A survey of 105 women with SCI in Iran found that women with SCI reported significantly higher levels of sexual dysfunction compared with normal controls. Of all the participants in this study, 88% of SCI patients reported at least 1 type of sexual dysfunction, whereas only 37% of healthy controls reported sexual dysfunction. Lack of vaginal lubrication was reported more frequent in SCI patients compared with controls. Women with SCI reported a significantly higher level of sexual distress compared with healthy women (Hajiaghababaei et al. 2014). A US interview study with women with SCI reported that the lack of bowel and bladder control was especially problematic for women who were developing new intimate relationships (Fritz et al. 2015).

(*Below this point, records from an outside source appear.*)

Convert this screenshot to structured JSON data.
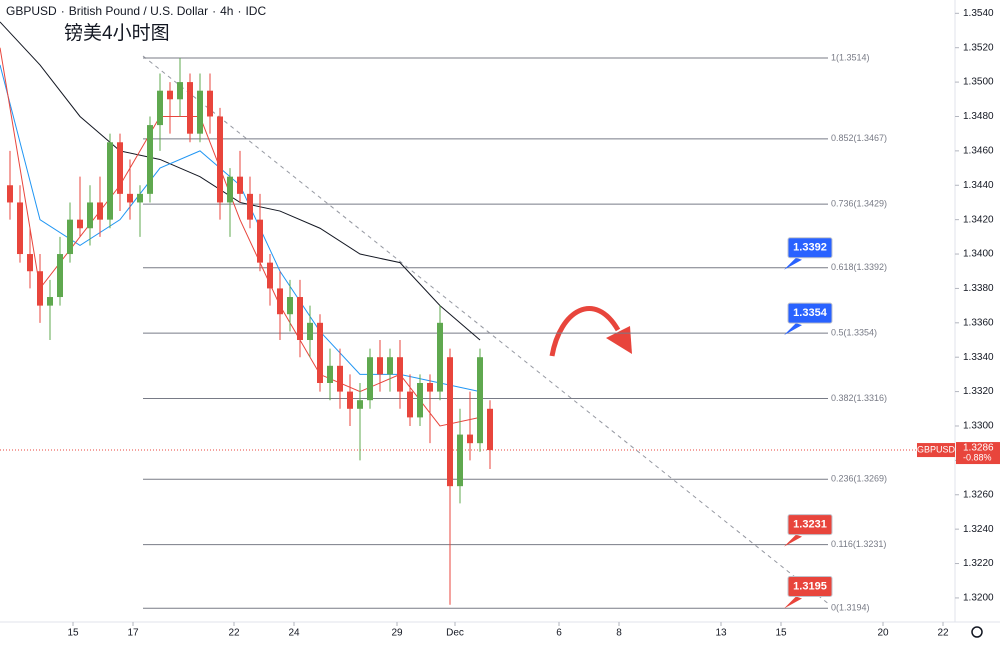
{
  "chart_data": {
    "type": "candlestick",
    "header": {
      "symbol": "GBPUSD",
      "name": "British Pound / U.S. Dollar",
      "interval": "4h",
      "source": "IDC"
    },
    "subtitle": "镑美4小时图",
    "up_color": "#5fa84f",
    "down_color": "#e8453c",
    "xlim": [
      0,
      191
    ],
    "xticks": [
      {
        "value": 14.6,
        "label": "15"
      },
      {
        "value": 26.6,
        "label": "17"
      },
      {
        "value": 46.8,
        "label": "22"
      },
      {
        "value": 58.8,
        "label": "24"
      },
      {
        "value": 79.4,
        "label": "29"
      },
      {
        "value": 91,
        "label": "Dec"
      },
      {
        "value": 111.8,
        "label": "6"
      },
      {
        "value": 123.8,
        "label": "8"
      },
      {
        "value": 144.2,
        "label": "13"
      },
      {
        "value": 156.2,
        "label": "15"
      },
      {
        "value": 176.6,
        "label": "20"
      },
      {
        "value": 188.6,
        "label": "22"
      }
    ],
    "ylim": [
      1.3186,
      1.3546
    ],
    "yticks": [
      {
        "value": 1.354,
        "label": "1.3540"
      },
      {
        "value": 1.352,
        "label": "1.3520"
      },
      {
        "value": 1.35,
        "label": "1.3500"
      },
      {
        "value": 1.348,
        "label": "1.3480"
      },
      {
        "value": 1.346,
        "label": "1.3460"
      },
      {
        "value": 1.344,
        "label": "1.3440"
      },
      {
        "value": 1.342,
        "label": "1.3420"
      },
      {
        "value": 1.34,
        "label": "1.3400"
      },
      {
        "value": 1.338,
        "label": "1.3380"
      },
      {
        "value": 1.336,
        "label": "1.3360"
      },
      {
        "value": 1.334,
        "label": "1.3340"
      },
      {
        "value": 1.332,
        "label": "1.3320"
      },
      {
        "value": 1.33,
        "label": "1.3300"
      },
      {
        "value": 1.328,
        "label": "1.3280"
      },
      {
        "value": 1.326,
        "label": "1.3260"
      },
      {
        "value": 1.324,
        "label": "1.3240"
      },
      {
        "value": 1.322,
        "label": "1.3220"
      },
      {
        "value": 1.32,
        "label": "1.3200"
      }
    ],
    "candles": {
      "x": [
        2,
        4,
        6,
        8,
        10,
        12,
        14,
        16,
        18,
        20,
        22,
        24,
        26,
        28,
        30,
        32,
        34,
        36,
        38,
        40,
        42,
        44,
        46,
        48,
        50,
        52,
        54,
        56,
        58,
        60,
        62,
        64,
        66,
        68,
        70,
        72,
        74,
        76,
        78,
        80,
        82,
        84,
        86,
        88,
        90,
        92,
        94,
        96,
        98
      ],
      "open": [
        1.344,
        1.343,
        1.34,
        1.339,
        1.337,
        1.3375,
        1.34,
        1.342,
        1.3415,
        1.343,
        1.342,
        1.3465,
        1.3435,
        1.343,
        1.3435,
        1.3475,
        1.3495,
        1.349,
        1.35,
        1.347,
        1.3495,
        1.348,
        1.343,
        1.3445,
        1.3435,
        1.342,
        1.3395,
        1.338,
        1.3365,
        1.3375,
        1.335,
        1.336,
        1.3325,
        1.3335,
        1.332,
        1.331,
        1.3315,
        1.334,
        1.333,
        1.334,
        1.332,
        1.3305,
        1.3325,
        1.332,
        1.334,
        1.3265,
        1.3295,
        1.329,
        1.331
      ],
      "high": [
        1.346,
        1.344,
        1.3415,
        1.34,
        1.3385,
        1.341,
        1.343,
        1.3445,
        1.344,
        1.3445,
        1.347,
        1.347,
        1.3455,
        1.344,
        1.348,
        1.3505,
        1.35,
        1.3514,
        1.3505,
        1.3505,
        1.3505,
        1.3485,
        1.345,
        1.346,
        1.3445,
        1.3435,
        1.34,
        1.339,
        1.3385,
        1.3385,
        1.337,
        1.3365,
        1.3345,
        1.3345,
        1.333,
        1.3325,
        1.3345,
        1.335,
        1.3345,
        1.335,
        1.333,
        1.333,
        1.333,
        1.337,
        1.3345,
        1.331,
        1.332,
        1.3345,
        1.3315
      ],
      "low": [
        1.342,
        1.3395,
        1.338,
        1.336,
        1.335,
        1.337,
        1.3395,
        1.341,
        1.3405,
        1.341,
        1.3415,
        1.3425,
        1.342,
        1.341,
        1.343,
        1.346,
        1.347,
        1.348,
        1.3465,
        1.3465,
        1.347,
        1.342,
        1.341,
        1.343,
        1.3415,
        1.339,
        1.337,
        1.335,
        1.3355,
        1.334,
        1.334,
        1.332,
        1.3315,
        1.331,
        1.33,
        1.328,
        1.331,
        1.332,
        1.332,
        1.331,
        1.33,
        1.33,
        1.329,
        1.3315,
        1.3196,
        1.3255,
        1.328,
        1.3285,
        1.3275
      ],
      "close": [
        1.343,
        1.34,
        1.339,
        1.337,
        1.3375,
        1.34,
        1.342,
        1.3415,
        1.343,
        1.342,
        1.3465,
        1.3435,
        1.343,
        1.3435,
        1.3475,
        1.3495,
        1.349,
        1.35,
        1.347,
        1.3495,
        1.348,
        1.343,
        1.3445,
        1.3435,
        1.342,
        1.3395,
        1.338,
        1.3365,
        1.3375,
        1.335,
        1.336,
        1.3325,
        1.3335,
        1.332,
        1.331,
        1.3315,
        1.334,
        1.333,
        1.334,
        1.332,
        1.3305,
        1.3325,
        1.332,
        1.336,
        1.3265,
        1.3295,
        1.329,
        1.334,
        1.3286
      ]
    },
    "moving_averages": [
      {
        "color": "#131722",
        "x": [
          0,
          8,
          16,
          24,
          32,
          40,
          48,
          56,
          64,
          72,
          80,
          88,
          96
        ],
        "values": [
          1.3535,
          1.351,
          1.348,
          1.346,
          1.3455,
          1.3445,
          1.343,
          1.3425,
          1.3415,
          1.34,
          1.3395,
          1.337,
          1.335
        ]
      },
      {
        "color": "#2196f3",
        "x": [
          0,
          8,
          16,
          24,
          32,
          40,
          48,
          56,
          64,
          72,
          80,
          88,
          96
        ],
        "values": [
          1.351,
          1.342,
          1.3405,
          1.342,
          1.345,
          1.346,
          1.344,
          1.339,
          1.3355,
          1.333,
          1.333,
          1.3325,
          1.332
        ]
      },
      {
        "color": "#e8453c",
        "x": [
          0,
          8,
          16,
          24,
          32,
          40,
          48,
          56,
          64,
          72,
          80,
          88,
          96
        ],
        "values": [
          1.352,
          1.338,
          1.341,
          1.344,
          1.348,
          1.348,
          1.342,
          1.337,
          1.333,
          1.332,
          1.333,
          1.33,
          1.3305
        ]
      }
    ],
    "fib_levels": [
      {
        "value": 1.3514,
        "label": "1(1.3514)"
      },
      {
        "value": 1.3467,
        "label": "0.852(1.3467)"
      },
      {
        "value": 1.3429,
        "label": "0.736(1.3429)"
      },
      {
        "value": 1.3392,
        "label": "0.618(1.3392)"
      },
      {
        "value": 1.3354,
        "label": "0.5(1.3354)"
      },
      {
        "value": 1.3316,
        "label": "0.382(1.3316)"
      },
      {
        "value": 1.3269,
        "label": "0.236(1.3269)"
      },
      {
        "value": 1.3231,
        "label": "0.116(1.3231)"
      },
      {
        "value": 1.3194,
        "label": "0(1.3194)"
      }
    ],
    "badges": [
      {
        "value": 1.3392,
        "color": "#2962ff"
      },
      {
        "value": 1.3354,
        "color": "#2962ff"
      },
      {
        "value": 1.3231,
        "color": "#e8453c"
      },
      {
        "value": 1.3195,
        "color": "#e8453c"
      }
    ],
    "last_price": {
      "symbol": "GBPUSD",
      "value": 1.3286,
      "change": {
        "value": -0.88,
        "label": "-0.88%"
      },
      "color": "#e8453c"
    }
  }
}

Vibratory and manual clitoral simulation in women with SCI improved sexual arousal (Sipski et al. 2005). Small studies (Sipski et al. 2000) have evaluated the use of sildenafil (Viagra) 50 mg in women with SCI and reported promising increases in subjective arousal especially when combined with manual and visual stimulation. However, a larger study (Alexander et al. 2011) with a sample size of 126 found that sildenafil lacked clinically meaningful benefits for women with SCI, as found similarly with other populations of women.
There is level 1b (Alexander et al. 2011) evidence that sildenafil does not result in clinically meaningful benefits in women who have sexual arousal disorder as a result of SCI.
There is level 2 evidence (from 1 weak RCT; Sipski et al. 2005) that supports the use of manual and vibratory clitoral stimulation to increase genital responsiveness in women with SCI.
There is level 5 evidence (Moreno-Lozano et al. 2016; Hajiaghababaei et al. 2014; Fritz et al. 2015) that women with SCI reported significantly higher levels of sexual dysfunction and sexual distress compared with able-bodied controls.
Sildenafil does not appear to result in clinically meaningful benefits in women who have sexual arousal disorder as a result of SCI.
Manual and vibratory clitoral stimulation may increase genital responsiveness in women with SCI.